Joe Klein points out how GW's naive, child-like, simplistic thinking continues to get this country into terrible situations, ones we'll be cleaning up and fixing for many years to come:
Bush's flashy love affair with democracy is a fallback position: it ascended when the original rationale for the war in Iraq—the threat of Saddam Hussein's weapons of mass destruction—receded. Bush was dismissive of "nation building" in his 2000 presidential campaign. By the 2004 race, however, a staple of his stump speech was, "Freedom isn't America's gift to the world. It's the Almighty God's gift to each man and woman in this world." A lovely sentiment, a beautiful line, a potentially disastrous policy.
<..>
Democracy...demands that people take charge of their lives and make informed decisions. That takes time, the careful accumulation of the habits of citizenship. Bush's "gift" formulation sends exactly the wrong message; it leads people to believe that all they need is a purple finger and life will get better. The President seems a victim of that same delusion: he seems to believe that we can get away with promoting democracy through glorious rhetoric without doing the slow, expensive, heavy lifting of nation building.
<..>
Bush's global-democracy, uhhh, crusade, is yet another triumph of spin over substance, a broad-brush carelessness that feeds off emotional election-day highs, flag waving and freedom rallies across the region but which has led, in every case, to severe hangovers.

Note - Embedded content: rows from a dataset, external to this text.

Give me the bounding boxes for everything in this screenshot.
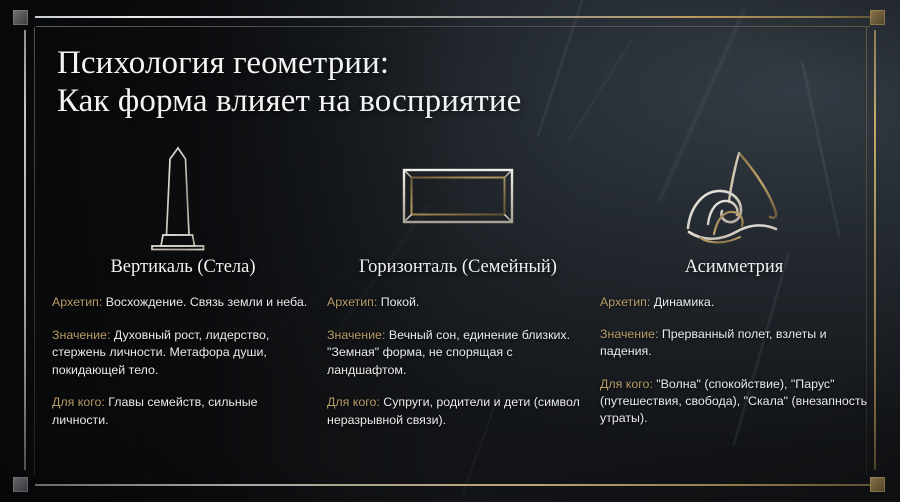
entry-arhetip: Архетип: Покой. [327, 294, 589, 312]
wave-sail-icon [684, 150, 784, 242]
entry-dlya-kogo: Для кого: "Волна" (спокойствие), "Парус"… [600, 376, 868, 428]
entry-label: Архетип: [327, 295, 377, 309]
entry-znachenie: Значение: Духовный рост, лидерство, стер… [52, 327, 314, 380]
column-horizontal: Горизонталь (Семейный) Архетип: Покой. З… [327, 135, 589, 429]
wave-sail-icon-wrap [600, 135, 868, 257]
frame-corner-square-top-right [870, 10, 885, 25]
frame-corner-square-top-left [13, 10, 28, 25]
entry-text: Динамика. [650, 295, 714, 309]
entry-dlya-kogo: Для кого: Супруги, родители и дети (симв… [327, 394, 589, 429]
presentation-slide: Психология геометрии: Как форма влияет н… [0, 0, 900, 502]
entry-label: Для кого: [327, 395, 380, 409]
rectangle-frame-icon [402, 168, 514, 224]
entry-label: Значение: [600, 327, 658, 341]
entry-label: Для кого: [52, 395, 105, 409]
entry-label: Значение: [52, 328, 110, 342]
entry-text: Восхождение. Связь земли и неба. [102, 295, 307, 309]
column-vertical: Вертикаль (Стела) Архетип: Восхождение. … [52, 135, 314, 429]
obelisk-icon [146, 140, 220, 252]
rectangle-frame-icon-wrap [327, 135, 589, 257]
frame-inner-top-line [36, 26, 870, 27]
entry-znachenie: Значение: Прерванный полет, взлеты и пад… [600, 326, 868, 360]
entry-label: Архетип: [52, 295, 102, 309]
entry-label: Значение: [327, 328, 385, 342]
obelisk-icon-wrap [52, 135, 314, 257]
slide-title-line-1: Психология геометрии: [57, 45, 389, 81]
column-title-vertical: Вертикаль (Стела) [52, 257, 314, 278]
entry-arhetip: Архетип: Динамика. [600, 294, 868, 311]
column-title-asymmetry: Асимметрия [600, 257, 868, 278]
entry-label: Для кого: [600, 377, 653, 391]
slide-title-line-2: Как форма влияет на восприятие [57, 82, 757, 120]
column-title-horizontal: Горизонталь (Семейный) [327, 257, 589, 278]
entry-znachenie: Значение: Вечный сон, единение близких. … [327, 327, 589, 380]
column-asymmetry: Асимметрия Архетип: Динамика. Значение: … [600, 135, 868, 427]
entry-text: Покой. [377, 295, 419, 309]
columns-container: Вертикаль (Стела) Архетип: Восхождение. … [0, 135, 900, 485]
slide-title: Психология геометрии: Как форма влияет н… [57, 44, 757, 120]
entry-dlya-kogo: Для кого: Главы семейств, сильные личнос… [52, 394, 314, 429]
entry-label: Архетип: [600, 295, 650, 309]
frame-top-line [35, 16, 875, 18]
entry-arhetip: Архетип: Восхождение. Связь земли и неба… [52, 294, 314, 312]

From Afghanistan to Egypt, not one country that has had an election in the past year has emerged more stable as a result of the experience. In Iraq, three elections—the last one little more than a "census," in the words of Iraqi journalist Nibras Kazimi—have increased the probability of partition or civil war and installed a corrupt, Iran-leaning government of religious conservatives, which will undoubtedly remain in power when the new "permanent" government is formed. In Afghanistan, elections have brought narco-warlords to positions of significant power. Even the Potemkin elections in Saudi Arabia and Egypt resulted in the aggrandizement of religious extremists. There was the election—more a selection, really—of foulmouthed Mahmoud Ahmadinejad in Iran, who has turned out to be far more radical than the ruling mullahs anticipated. And now Hamas in Palestine.